To date, there has been one contested application made by a union2 in relation to four mining companies in New South Wales for a multi-employer enterprise agreement that would cover underground coal mine supervisors, shift engineers and control room operators.
The FWC granted the authorisation as against three out of the four employers and carefully considered the tests to be applied in determining whether the relevant employers have clearly identifiable common interests and the operations and business activities of each of the employers are reasonably comparable after considering a lot of evidence put on by the relevant employers about the nature of their operations, activities, commercial interests and employment and industrial arrangements.
The employer which escaped inclusion in the authorisation was able to satisfy the FWC that their operations and business activities were not comparable to the other employers and that there were not identifiable common interests. The matters of significance included that unlike the other relevant employers, the employer operated as a sole supplier to a single power station customer and was not competing in export markets to sell their coal and did not generate a profit or commercial gain from their operations.
Again, the union movement picked its target to explore the breadth of the single interest employer bargaining stream carefully – a unionised workforce, operating in the same geographic location (New South Wales), largely operating same business (a coal mine). The decision is on appeal to the Federal Court.
Implications for employers – single interest employer bargaining stream
Employers should consider the implications of this case for their IR strategy and look out for the results of the appeal. Employers may need to reassess the risk of being caught up in a single interest employer authorisation.
If an employer does not have in place an existing enterprise agreement within nominal term, is not actively bargaining for an enterprise agreement, is in a sector where the union is active and where their business is similar to that of other employers in the sector, they may be vulnerable to being caught up in a single interest employer authorisation.
These employers have at least the added protection of the union needing to establish that a majority of their employees support bargaining for the multi-employer enterprise agreement which is not the case under the supported bargaining stream. Employers will have an opportunity to work with their employees directly to put a case as to why a multi-employer enterprise agreement may not be in their best interests and why they should not support the obtaining of a single interest employer authorisation.

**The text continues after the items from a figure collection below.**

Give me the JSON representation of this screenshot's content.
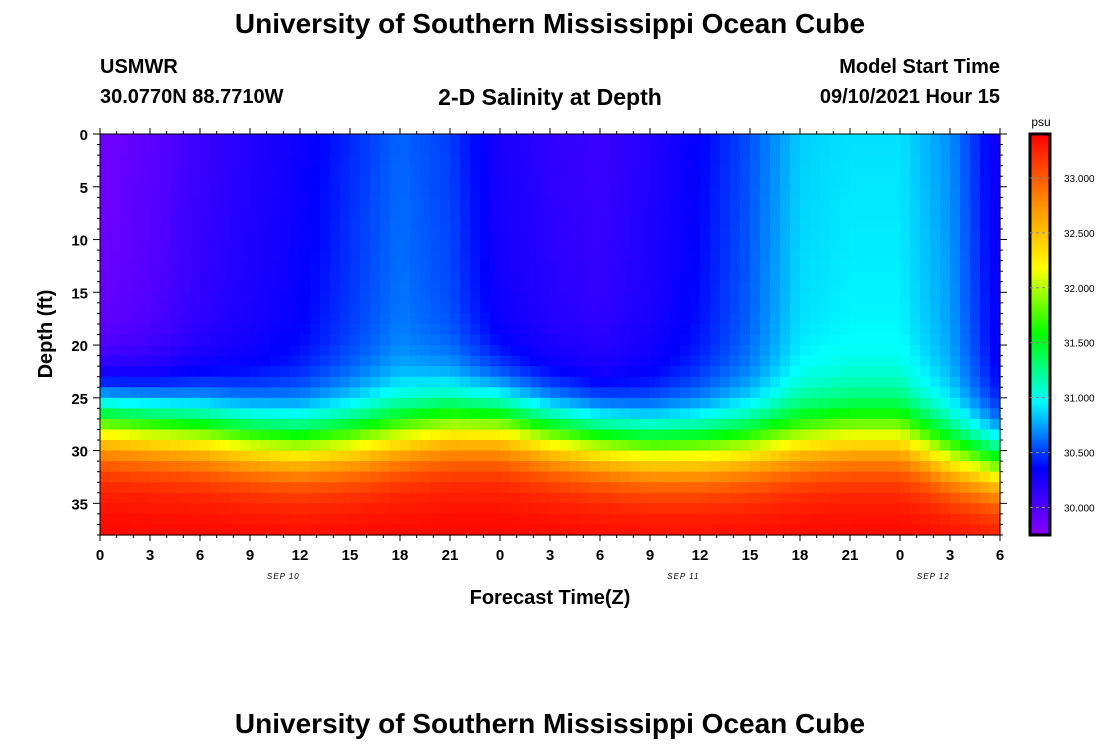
{
  "page": {
    "title_top": "University of Southern Mississippi Ocean Cube",
    "title_bottom": "University of Southern Mississippi Ocean Cube",
    "station": "USMWR",
    "coordinates": "30.0770N  88.7710W",
    "subtitle": "2-D Salinity at Depth",
    "model_start_label": "Model Start Time",
    "model_start_value": "09/10/2021 Hour 15"
  },
  "chart_data": {
    "type": "heatmap",
    "xlabel": "Forecast Time(Z)",
    "ylabel": "Depth (ft)",
    "x_tick_labels": [
      "0",
      "3",
      "6",
      "9",
      "12",
      "15",
      "18",
      "21",
      "0",
      "3",
      "6",
      "9",
      "12",
      "15",
      "18",
      "21",
      "0",
      "3",
      "6"
    ],
    "date_labels": [
      {
        "text": "SEP 10",
        "at_hour": 11
      },
      {
        "text": "SEP 11",
        "at_hour": 35
      },
      {
        "text": "SEP 12",
        "at_hour": 50
      }
    ],
    "x_hours_range": [
      0,
      54
    ],
    "y_range_ft": [
      0,
      38
    ],
    "y_tick_labels": [
      0,
      5,
      10,
      15,
      20,
      25,
      30,
      35
    ],
    "depth_reversed": true,
    "colorbar": {
      "unit": "psu",
      "range": [
        29.75,
        33.4
      ],
      "tick_values": [
        30.0,
        30.5,
        31.0,
        31.5,
        32.0,
        32.5,
        33.0
      ],
      "tick_labels": [
        "30.000",
        "30.500",
        "31.000",
        "31.500",
        "32.000",
        "32.500",
        "33.000"
      ],
      "colors": [
        "#8800ff",
        "#0000ff",
        "#00ffff",
        "#00ff00",
        "#ffff00",
        "#ff8800",
        "#ff0000"
      ]
    },
    "surface_salinity_psu": {
      "hours": [
        0,
        3,
        6,
        9,
        12,
        15,
        18,
        21,
        24,
        27,
        30,
        33,
        36,
        39,
        42,
        45,
        48,
        51,
        54
      ],
      "values": [
        29.85,
        29.95,
        30.1,
        30.2,
        30.3,
        30.45,
        30.6,
        30.5,
        30.25,
        30.15,
        30.1,
        30.2,
        30.35,
        30.55,
        30.85,
        30.9,
        30.9,
        30.7,
        30.25
      ]
    },
    "halocline_depth_ft": {
      "hours": [
        0,
        3,
        6,
        9,
        12,
        15,
        18,
        21,
        24,
        27,
        30,
        33,
        36,
        39,
        42,
        45,
        48,
        51,
        54
      ],
      "values": [
        27,
        27.5,
        28,
        28.8,
        29.3,
        29,
        28.3,
        27.5,
        27.3,
        28.3,
        29,
        29.6,
        29.7,
        29.5,
        29,
        28.6,
        28.6,
        30.5,
        31.5
      ]
    },
    "bottom_salinity_psu": 33.3
  }
}
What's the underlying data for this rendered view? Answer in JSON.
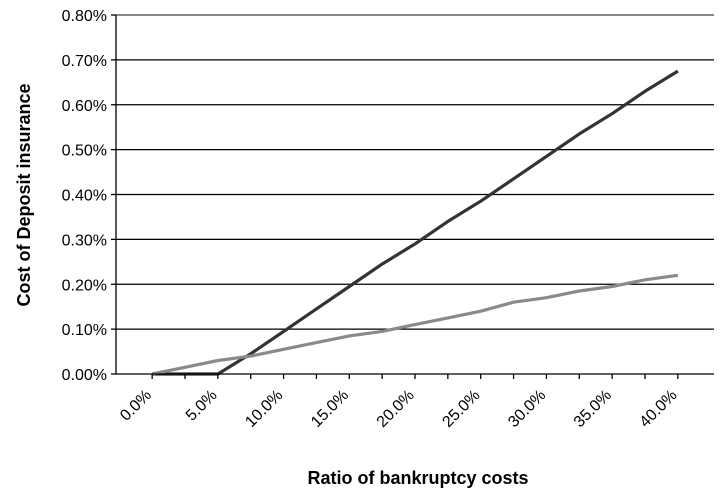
{
  "chart_data": {
    "type": "line",
    "title": "",
    "xlabel": "Ratio of bankruptcy costs",
    "ylabel": "Cost of Deposit insurance",
    "x_tick_labels": [
      "0.0%",
      "5.0%",
      "10.0%",
      "15.0%",
      "20.0%",
      "25.0%",
      "30.0%",
      "35.0%",
      "40.0%"
    ],
    "y_tick_labels": [
      "0.00%",
      "0.10%",
      "0.20%",
      "0.30%",
      "0.40%",
      "0.50%",
      "0.60%",
      "0.70%",
      "0.80%"
    ],
    "ylim": [
      0,
      0.8
    ],
    "x_categories": [
      "0.0%",
      "2.5%",
      "5.0%",
      "7.5%",
      "10.0%",
      "12.5%",
      "15.0%",
      "17.5%",
      "20.0%",
      "22.5%",
      "25.0%",
      "27.5%",
      "30.0%",
      "32.5%",
      "35.0%",
      "37.5%",
      "40.0%"
    ],
    "grid": true,
    "series": [
      {
        "color": "#333333",
        "values": [
          0.0,
          0.0,
          0.0,
          0.045,
          0.095,
          0.145,
          0.195,
          0.245,
          0.29,
          0.34,
          0.385,
          0.435,
          0.485,
          0.535,
          0.58,
          0.63,
          0.675
        ]
      },
      {
        "color": "#8a8a8a",
        "values": [
          0.0,
          0.015,
          0.03,
          0.04,
          0.055,
          0.07,
          0.085,
          0.095,
          0.11,
          0.125,
          0.14,
          0.16,
          0.17,
          0.185,
          0.195,
          0.21,
          0.22
        ]
      }
    ]
  }
}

Furthermore, if the Government is returned after the upcoming Federal election (due before May 2025), further amendments to the FW Act may be on the cards to broaden the reach of single interest employer bargaining stream. A number of unions have proposed that the requirement for a majority of employees of each of the relevant employers to support bargaining for a multi-employer enterprise agreement be removed, giving unions easier access to this stream of enterprise bargaining. Keep an eye out for that!
Footnotes
- B2024/992 – Application by the SDA for a supported bargaining authorisation.
- Association of Professional Engineers, Scientists and Managers, Australia v. Great Southern Energy Pty Ltd and Ors [2024] FWCFB 253.